On Sat, Aug 15, 2009 at 05:19:18AM -0700, Nils wrote:
> On 4 Aug., 15:38, Hampus Wessman <[email protected]> wrote:
[lots of good suggestions]
> The ml3.0 and rfc draft are incompatible anyway. I'm all in favor of
> making the rfc as good as possible. The backwards-compatibility is
> already gone anyway, i.e. applications need to implement a new reader
> anyway.

[...]


Interesting thread! I find all your suggestions very good and useful.



The whole incompatibility starts to bother me, however. It's getting
more and more ;) (and maybe this is good, because it makes us think more
about compatibility issues).



So far, we don't have a way to distinguish clients in terms of which
"level" they support. There is only one mime type, and we are
effectively defining a new format on the mime type that's already
(inofficially) in use. There is only one file ending, ".metalink". 

At openSUSE, we will have a million of openSUSE installs soon, which
download metalinks with aria2c via transparent negotiation -
and I fear that there will be no way that I can upgrade
download.o.o to generate a new format, because the existing clients
wouldn't understand it. We cannot upgrade aria2c everywhere; 
CD/DVD hardcopies can't be changed once they have been produced.
At the same time, I would like to start providing the new format on
download.opensuse.org as soon as possible. 

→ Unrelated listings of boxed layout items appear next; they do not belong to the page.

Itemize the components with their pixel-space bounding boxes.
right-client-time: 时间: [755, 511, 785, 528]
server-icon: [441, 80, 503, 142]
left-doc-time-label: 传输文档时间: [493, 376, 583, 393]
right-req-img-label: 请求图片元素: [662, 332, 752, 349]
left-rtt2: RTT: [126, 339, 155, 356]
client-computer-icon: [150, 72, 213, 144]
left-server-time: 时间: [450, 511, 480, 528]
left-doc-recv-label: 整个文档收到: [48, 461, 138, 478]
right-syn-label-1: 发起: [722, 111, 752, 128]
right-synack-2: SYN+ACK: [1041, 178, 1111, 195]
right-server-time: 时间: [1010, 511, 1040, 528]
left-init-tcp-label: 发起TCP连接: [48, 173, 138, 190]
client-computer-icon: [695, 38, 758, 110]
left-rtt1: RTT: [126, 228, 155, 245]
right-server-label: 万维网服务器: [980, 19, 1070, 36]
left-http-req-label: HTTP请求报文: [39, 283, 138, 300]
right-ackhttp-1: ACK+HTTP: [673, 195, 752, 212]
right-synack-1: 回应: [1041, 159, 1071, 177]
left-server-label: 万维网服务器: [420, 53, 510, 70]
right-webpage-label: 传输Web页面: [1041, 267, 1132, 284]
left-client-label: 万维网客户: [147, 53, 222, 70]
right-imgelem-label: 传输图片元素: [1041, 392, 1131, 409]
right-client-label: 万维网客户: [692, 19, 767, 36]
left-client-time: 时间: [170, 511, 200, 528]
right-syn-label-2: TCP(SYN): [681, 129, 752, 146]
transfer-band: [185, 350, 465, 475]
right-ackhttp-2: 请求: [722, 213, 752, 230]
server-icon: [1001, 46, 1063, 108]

I could generate metalinks in more than one formats - that
wouldn't be a problem - but then I would need to know which client wants
which format. The clients would need to indicate somehow which format
they want. If they don't, the only sound assumption on the server side
would be: "give the client a classic metalink unless it explicitely asks
for (also) the new, IETF-blessed format". So we might need a new mime
type, if I don't overlook anything.



After all, there is a lot of software out there implementing a status
quo, which we don't want to throw away. 



Most stupid question, is it possible somehow to write metalinks that
contain *both* formats? Is it possible to do this in a way that allows
existing clients to continue to understand the old format - while newer
client implementations would use the newer format?